Nîmes : l’Agglo pourrait bien se passer de Kéolis pour gérer ses bus

Nîmes - un bus Tango de Nîmes Métropole - 3 octobre 2014. / © F3 LR D.Moine
Nîmes - un bus Tango de Nîmes Métropole - 3 octobre 2014. / © F3 LR D.Moine

D'ici à quelques mois Keolis pourrait bien ne plus être le gestionnaire du réseau de bus Tango. Nîmes Métropole devrait se prononcer sur la question Tango lundi prochain, le 18 septembre.

Par Joane Mériot

Le contrat entre Nîmes Métropole et l’entreprise Kéolis, exploitant du réseau de bus Tango depuis 2013 pourrait bien prendre fin de manière précipité.

Nîmes Métropole avait confié l’exploitation de son réseau en 2013 à la société Kéolis pour 10 ans.

Mais lors d’un point presse, le président de la communauté d’Agglomération, Yvan Lachaud, a annoncé que Nîmes Métropole allait résilier le contrat qu’elle avait avec le groupe Kéolis.

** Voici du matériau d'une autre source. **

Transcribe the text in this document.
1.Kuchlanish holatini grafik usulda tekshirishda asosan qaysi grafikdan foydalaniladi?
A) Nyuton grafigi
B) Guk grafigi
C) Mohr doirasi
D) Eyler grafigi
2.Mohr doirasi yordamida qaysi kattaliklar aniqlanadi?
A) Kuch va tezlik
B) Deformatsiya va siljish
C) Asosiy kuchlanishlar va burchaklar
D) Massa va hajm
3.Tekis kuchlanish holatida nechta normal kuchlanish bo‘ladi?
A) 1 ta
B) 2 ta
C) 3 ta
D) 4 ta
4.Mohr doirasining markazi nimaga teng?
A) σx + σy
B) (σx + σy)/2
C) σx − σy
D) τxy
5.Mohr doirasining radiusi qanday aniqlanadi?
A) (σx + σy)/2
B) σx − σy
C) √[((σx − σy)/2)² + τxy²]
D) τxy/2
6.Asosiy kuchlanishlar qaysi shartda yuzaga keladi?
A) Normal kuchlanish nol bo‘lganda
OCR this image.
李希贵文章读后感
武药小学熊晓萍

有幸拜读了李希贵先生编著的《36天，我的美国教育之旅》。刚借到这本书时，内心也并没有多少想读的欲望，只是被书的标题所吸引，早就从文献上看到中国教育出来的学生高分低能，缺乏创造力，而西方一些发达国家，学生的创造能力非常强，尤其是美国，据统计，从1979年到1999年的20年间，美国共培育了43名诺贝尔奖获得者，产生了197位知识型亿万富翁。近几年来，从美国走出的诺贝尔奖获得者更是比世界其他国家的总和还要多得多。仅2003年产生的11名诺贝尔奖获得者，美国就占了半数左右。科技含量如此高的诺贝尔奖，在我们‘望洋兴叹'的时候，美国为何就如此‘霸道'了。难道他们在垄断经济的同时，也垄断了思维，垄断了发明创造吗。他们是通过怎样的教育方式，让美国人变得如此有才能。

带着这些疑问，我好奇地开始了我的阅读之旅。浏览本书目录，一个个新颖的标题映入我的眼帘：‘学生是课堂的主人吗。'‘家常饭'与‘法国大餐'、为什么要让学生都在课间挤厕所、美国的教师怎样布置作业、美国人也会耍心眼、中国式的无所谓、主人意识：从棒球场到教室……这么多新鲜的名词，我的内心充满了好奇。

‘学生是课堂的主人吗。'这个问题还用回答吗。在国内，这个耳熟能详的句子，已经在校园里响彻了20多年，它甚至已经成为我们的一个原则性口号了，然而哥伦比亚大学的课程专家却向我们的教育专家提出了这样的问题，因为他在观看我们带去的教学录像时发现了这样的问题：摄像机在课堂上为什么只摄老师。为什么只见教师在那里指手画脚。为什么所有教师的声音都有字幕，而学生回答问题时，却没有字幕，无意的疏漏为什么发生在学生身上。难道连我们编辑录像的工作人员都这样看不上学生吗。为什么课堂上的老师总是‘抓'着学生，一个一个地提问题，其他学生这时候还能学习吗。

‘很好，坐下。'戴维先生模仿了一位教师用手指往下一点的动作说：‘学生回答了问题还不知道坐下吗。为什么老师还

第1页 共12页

C’est le lancement de la ligne 2 du TCSP (Transport Collectif en Site Propre) qui a donné l’opportunité à l’Agglo de mettre un terme avec Kéolis :

Si Kéolis ne nous permet de réaliser la ligne T2, alors nous pouvons résilier sans indemnité, nous utiliserons cette clause là, car nous avons chiffré la ligne T2, cela représente 110 millions d’euros au total et il faut donc la financer.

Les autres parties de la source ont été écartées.